In the statement, Professor Sandrine Thuret, the lead author on the paper, said previous studies have shown that blood from young mice can have a rejuvenating effect on the cognition of older mice by improving hippocampal neurogenesis. This gave the researchers the idea of modelling the process of neurogenesis in a dish using human brain cells and human blood. In the study, the researchers aimed to use the model to understand the process of neurogenesis and to use changes in the process to predict Alzheimer's disease, she added. 


The team found the first evidence in humans that the circulatory system of the body can have an effect on the brain's ability to form new cells.


Significance of the study


The researchers analysed the blood samples collected furthest away from when the participants were diagnosed with Alzheimer's disease and found that the changes in neurogenesis occurred 3.5 years prior to a clinical diagnosis. 


Dr Edina Silajdžić, the joint first author on the paper, said the findings are extremely important, potentially allowing researchers to predict the onset of Alzheimer's early in a non-invasive fashion. She said this could complement other blood-based biomarkers that reflect the classical signs of Alzheimer's disease, such as the accumulation of amyloid and tau, which are the 'flagship' proteins of Alzheimer's disease. 
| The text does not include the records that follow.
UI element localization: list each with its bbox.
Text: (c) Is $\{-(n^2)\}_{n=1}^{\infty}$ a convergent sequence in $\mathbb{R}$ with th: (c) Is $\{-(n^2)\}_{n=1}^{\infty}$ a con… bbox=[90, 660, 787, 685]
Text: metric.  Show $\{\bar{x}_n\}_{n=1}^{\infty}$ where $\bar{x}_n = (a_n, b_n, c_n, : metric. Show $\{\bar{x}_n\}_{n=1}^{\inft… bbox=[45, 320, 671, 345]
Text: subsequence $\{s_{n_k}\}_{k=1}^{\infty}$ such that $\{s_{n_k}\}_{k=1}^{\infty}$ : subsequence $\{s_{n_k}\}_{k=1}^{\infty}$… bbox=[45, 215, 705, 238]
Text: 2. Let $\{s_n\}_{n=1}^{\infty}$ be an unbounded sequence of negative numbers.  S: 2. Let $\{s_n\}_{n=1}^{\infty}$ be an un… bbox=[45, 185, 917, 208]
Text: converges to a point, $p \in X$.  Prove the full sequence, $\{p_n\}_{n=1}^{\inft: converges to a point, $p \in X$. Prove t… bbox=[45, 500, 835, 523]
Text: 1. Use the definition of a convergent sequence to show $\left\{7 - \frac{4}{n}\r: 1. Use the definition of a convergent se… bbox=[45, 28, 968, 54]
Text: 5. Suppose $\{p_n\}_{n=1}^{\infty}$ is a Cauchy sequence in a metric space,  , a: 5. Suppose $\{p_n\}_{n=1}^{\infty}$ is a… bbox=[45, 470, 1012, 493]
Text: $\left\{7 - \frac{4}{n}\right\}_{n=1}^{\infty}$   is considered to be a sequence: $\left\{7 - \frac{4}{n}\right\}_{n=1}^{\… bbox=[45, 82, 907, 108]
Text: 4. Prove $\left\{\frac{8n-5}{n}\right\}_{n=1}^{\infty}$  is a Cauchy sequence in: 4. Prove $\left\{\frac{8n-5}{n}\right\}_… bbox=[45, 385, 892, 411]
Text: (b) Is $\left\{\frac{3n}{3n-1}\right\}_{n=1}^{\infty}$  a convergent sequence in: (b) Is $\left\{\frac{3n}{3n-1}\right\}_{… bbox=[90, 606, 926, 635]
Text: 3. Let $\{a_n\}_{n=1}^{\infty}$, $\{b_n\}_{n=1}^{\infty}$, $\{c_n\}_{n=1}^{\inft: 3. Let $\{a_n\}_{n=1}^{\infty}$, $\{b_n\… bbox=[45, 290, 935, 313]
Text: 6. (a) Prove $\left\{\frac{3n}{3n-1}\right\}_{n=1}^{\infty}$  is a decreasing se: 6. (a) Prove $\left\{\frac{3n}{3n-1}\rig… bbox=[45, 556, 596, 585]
In the statement, Dr Hyunah Lee, the study's joint first author, said it is now essential to validate these findings in a bigger and more diverse group of people. One of the potential applications of the blood-based test used is that it can help stratify individuals with memory problems for a clinical trial of disease-modifying drugs for Alzheimer's. 


According to the researchers, the findings could present an opportunity to further understand the changes the brain goes through at the earliest stages of Alzheimer's disease.